His power of happy and disinterested leadership had been manifest alike in his work and in his recreation from his youth.
It came to final expression when he was elected in 1944 as the Chairman of the North Lancashire District. His work in that office will long be remembered. It was his initiative which ensured the magnificent response of the District to the appeal for the Rebuilding Fund.

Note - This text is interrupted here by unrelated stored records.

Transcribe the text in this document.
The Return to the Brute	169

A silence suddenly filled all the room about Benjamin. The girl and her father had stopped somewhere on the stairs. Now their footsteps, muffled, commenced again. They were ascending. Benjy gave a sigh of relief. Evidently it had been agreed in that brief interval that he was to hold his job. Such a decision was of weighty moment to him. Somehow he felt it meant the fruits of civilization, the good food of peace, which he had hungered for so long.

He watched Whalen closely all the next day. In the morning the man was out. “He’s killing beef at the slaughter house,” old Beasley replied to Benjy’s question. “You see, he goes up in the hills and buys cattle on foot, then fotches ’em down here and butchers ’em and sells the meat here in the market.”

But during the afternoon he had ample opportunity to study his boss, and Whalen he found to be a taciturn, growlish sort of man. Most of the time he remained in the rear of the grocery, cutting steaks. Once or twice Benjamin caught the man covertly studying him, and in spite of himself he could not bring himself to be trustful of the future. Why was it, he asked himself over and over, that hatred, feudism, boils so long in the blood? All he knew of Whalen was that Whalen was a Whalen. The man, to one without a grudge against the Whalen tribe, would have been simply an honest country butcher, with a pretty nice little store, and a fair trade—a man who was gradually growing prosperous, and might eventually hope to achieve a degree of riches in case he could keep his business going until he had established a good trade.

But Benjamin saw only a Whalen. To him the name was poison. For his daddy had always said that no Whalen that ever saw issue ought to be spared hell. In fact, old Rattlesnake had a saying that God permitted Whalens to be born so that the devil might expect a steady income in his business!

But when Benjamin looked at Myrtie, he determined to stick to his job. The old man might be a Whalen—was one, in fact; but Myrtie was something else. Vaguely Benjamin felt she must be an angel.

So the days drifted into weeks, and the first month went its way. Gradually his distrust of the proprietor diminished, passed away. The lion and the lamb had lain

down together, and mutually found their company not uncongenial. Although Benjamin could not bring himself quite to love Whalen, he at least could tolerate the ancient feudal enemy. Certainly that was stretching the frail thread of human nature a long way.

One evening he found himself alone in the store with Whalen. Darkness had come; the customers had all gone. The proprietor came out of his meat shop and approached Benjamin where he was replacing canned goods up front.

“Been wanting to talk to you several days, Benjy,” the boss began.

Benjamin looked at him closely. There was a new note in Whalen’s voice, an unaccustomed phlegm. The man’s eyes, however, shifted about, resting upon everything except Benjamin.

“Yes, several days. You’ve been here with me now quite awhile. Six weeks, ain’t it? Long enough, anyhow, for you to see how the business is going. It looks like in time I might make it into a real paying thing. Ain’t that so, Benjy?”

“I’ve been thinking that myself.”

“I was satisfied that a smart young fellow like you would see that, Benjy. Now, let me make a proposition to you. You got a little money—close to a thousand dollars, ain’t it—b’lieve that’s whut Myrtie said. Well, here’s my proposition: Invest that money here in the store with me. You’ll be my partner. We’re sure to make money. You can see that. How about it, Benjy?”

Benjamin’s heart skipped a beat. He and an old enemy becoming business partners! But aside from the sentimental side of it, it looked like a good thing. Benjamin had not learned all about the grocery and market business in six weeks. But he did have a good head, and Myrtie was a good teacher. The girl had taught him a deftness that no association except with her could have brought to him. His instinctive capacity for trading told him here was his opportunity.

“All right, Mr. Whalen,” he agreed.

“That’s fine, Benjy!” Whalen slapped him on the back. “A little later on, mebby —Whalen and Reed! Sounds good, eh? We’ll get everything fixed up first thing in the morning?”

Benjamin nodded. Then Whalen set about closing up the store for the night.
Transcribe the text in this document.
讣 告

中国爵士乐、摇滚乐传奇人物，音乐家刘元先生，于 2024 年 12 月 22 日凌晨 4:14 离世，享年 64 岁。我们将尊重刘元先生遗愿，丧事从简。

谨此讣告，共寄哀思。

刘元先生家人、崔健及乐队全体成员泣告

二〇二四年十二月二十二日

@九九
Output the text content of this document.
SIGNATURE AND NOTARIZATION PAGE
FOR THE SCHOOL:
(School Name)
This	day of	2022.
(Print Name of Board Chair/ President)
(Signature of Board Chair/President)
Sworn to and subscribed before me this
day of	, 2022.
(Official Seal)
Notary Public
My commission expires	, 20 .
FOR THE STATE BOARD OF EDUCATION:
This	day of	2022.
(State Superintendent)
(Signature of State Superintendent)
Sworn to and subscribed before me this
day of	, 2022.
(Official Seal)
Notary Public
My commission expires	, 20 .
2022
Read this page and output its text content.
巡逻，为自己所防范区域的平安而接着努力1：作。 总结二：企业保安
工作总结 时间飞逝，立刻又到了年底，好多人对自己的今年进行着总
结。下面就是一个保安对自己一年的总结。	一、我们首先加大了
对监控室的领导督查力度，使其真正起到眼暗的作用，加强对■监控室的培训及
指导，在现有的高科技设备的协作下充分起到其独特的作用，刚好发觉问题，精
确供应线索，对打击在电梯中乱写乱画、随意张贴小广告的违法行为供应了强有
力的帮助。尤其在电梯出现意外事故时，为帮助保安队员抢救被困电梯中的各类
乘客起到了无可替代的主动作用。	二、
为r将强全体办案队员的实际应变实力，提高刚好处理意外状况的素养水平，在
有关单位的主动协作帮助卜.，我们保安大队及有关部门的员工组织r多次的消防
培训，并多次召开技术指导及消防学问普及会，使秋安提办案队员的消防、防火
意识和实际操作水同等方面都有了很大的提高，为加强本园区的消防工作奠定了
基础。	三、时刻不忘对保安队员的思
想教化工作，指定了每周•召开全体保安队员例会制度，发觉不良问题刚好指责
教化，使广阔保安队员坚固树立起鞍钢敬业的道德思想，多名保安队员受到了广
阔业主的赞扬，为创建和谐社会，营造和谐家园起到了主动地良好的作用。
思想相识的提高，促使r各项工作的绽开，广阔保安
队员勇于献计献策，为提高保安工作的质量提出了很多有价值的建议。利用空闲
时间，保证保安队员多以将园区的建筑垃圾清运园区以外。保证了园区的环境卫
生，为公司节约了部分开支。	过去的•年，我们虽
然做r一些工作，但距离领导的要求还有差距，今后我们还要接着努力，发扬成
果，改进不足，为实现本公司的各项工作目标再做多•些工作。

It was his generous care and encouragement which inspired many churches and ministers to renew their life and witness after the desolating challenge of total war. When, however, the contribution which he made to the Methodist Church comes to be set in the pattern of her developing life, men will not think most of the offices which he held or of the work which he did but of what he was in himself : a man of profound and simple faith ; a man of prayer ; a man who at all times retained that ‘ childlike trust that fears nor pain nor death ‘; a man who, from the perfect love and companionship he knew with his wife in his home, went out to understand all sorts and conditions of men with tolerance, insight, and deep affection ; a man who fused all his gifts and graces into a splendid unity by a consuming and selfless devotion to the Saviour he had come to know and love in the fellowship of the Church which bore and nurtured him.
In the last years of his life he burned up his resources in fulfilling the charge committed to his care and for him, in a peculiar way, death sealed the endless mercies of God and made the sacrifice complete.
He died on 16th May 1950 in the seventieth year of his age and the forty-eighth year of his ministry.